- 🍨 本文为🔗365天深度学习训练营 中的学习记录博客
- 🍖 原作者:K同学啊
目录
- 环境
- 步骤
- 环境设置
- 数据准备
- 工具方法
- 模型设计
- 模型训练
- 模型效果展示
- 总结与心得体会
上周已经简单的了解了ACGAN的原理,并且不经实践的编写了部分代码,这周复现一下真正的ACGAN
环境
Pytorch: 2.3.1+cu121
Nvidia GTX 4090
步骤
环境设置
import torch
import torch.nn as nn
import torch.nn.functional as F
from torchvision import datasets, transforms
from torchvision.utils import save_image
from torch.utils.data import DataLoader
from torch.autograd import Variable
import numpy as np
device = torch.device('cuda' if torch.cuda.is_available() else 'cpu')
# 全局参数
n_epochs = 200
batch_size = 64
lr = 0.0002
b1 = 0.5
b2 = 0.999
n_cpu = 8
latent_dim = 100
n_classes = 10
img_size = 32
channels = 1
sample_interval = 400
数据准备
# 创建中间采样图片的文件夹
import os
os.makedirs('images', exist_ok=True)
# 配置数据集
os.makedirs('data/mnist', exist_ok=True)
dataloader = DataLoader(
datasets.MNIST(
'data/mnist',
train=True,
download=True,
transform=transforms.Compose([
transforms.Resize(img_size),
transforms.ToTensor(),
transforms.Normalize([0.5], [0.5])
]),
),
batch_size=batch_size,
shuffle=True,
)
工具方法
# 权重初始化函数
def weights_init_normal(m):
classname = m.__class__.__name__
if classname.find('Conv') != -1:
torch.nn.init.normal_(m.weight.data, 0.0, 0.02)

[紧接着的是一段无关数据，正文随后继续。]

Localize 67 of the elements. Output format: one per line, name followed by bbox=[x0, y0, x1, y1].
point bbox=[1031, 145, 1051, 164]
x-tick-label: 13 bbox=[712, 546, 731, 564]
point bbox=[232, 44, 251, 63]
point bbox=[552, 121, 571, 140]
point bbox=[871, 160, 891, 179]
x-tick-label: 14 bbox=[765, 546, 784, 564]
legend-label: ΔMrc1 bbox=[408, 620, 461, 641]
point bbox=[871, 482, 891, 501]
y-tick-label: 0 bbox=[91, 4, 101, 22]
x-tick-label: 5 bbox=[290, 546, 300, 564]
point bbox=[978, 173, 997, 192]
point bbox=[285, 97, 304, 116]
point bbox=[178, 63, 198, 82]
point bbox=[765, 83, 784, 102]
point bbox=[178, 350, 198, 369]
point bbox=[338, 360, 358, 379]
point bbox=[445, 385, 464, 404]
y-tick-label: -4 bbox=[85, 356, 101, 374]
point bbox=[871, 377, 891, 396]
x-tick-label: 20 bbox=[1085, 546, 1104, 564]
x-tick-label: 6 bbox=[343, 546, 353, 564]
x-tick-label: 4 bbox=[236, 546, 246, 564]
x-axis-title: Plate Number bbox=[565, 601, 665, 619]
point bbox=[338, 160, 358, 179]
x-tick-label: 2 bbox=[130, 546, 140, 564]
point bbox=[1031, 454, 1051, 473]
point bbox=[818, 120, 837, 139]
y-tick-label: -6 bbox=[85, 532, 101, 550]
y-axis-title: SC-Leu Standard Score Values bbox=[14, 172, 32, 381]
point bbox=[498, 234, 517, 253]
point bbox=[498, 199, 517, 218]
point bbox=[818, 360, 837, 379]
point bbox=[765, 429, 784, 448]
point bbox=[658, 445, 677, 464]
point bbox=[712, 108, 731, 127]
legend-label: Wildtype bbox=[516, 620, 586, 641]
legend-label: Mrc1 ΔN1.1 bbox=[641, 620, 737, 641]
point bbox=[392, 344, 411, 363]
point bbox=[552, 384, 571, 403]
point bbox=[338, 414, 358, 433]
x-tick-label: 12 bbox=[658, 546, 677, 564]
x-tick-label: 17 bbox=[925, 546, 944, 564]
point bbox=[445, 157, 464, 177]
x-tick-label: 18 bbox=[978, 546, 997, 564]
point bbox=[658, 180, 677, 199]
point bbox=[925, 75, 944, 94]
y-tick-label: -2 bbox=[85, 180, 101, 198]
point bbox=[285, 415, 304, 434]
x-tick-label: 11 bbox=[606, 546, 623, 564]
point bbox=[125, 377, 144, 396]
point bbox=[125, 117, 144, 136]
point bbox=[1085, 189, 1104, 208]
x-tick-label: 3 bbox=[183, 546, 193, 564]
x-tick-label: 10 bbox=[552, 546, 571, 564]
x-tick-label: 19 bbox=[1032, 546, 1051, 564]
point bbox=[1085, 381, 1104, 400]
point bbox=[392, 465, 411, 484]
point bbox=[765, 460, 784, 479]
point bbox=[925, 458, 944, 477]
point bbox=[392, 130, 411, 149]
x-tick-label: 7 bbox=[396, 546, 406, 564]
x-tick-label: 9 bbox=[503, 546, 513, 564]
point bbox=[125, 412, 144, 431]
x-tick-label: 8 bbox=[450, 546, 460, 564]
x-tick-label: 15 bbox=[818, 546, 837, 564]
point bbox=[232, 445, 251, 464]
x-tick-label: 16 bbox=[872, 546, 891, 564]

elif classname.find('BatchNorm2d') != -1:
torch.nn.init.normal_(m.weight.data, 1.0, 0.02)
torch.nn.init.constant_(m.bias.data, 0.0)
# 日志函数 因为使用了jupyter notebook环境,长时间的任务日志无法直接查看,于是需要打印到文件
import logging
import sys
import datetime
def init_logger(filename, logger_name):
'''
@brief:
initialize logger that redirect info to a file just in case we lost connection to the notebook
@params:
filename: to which file should we log all the info
logger_name: an alias to the logger
'''
# get current timestamp
timestamp = datetime.datetime.utcnow().strftime('%Y%m%d_%H-%M-%S')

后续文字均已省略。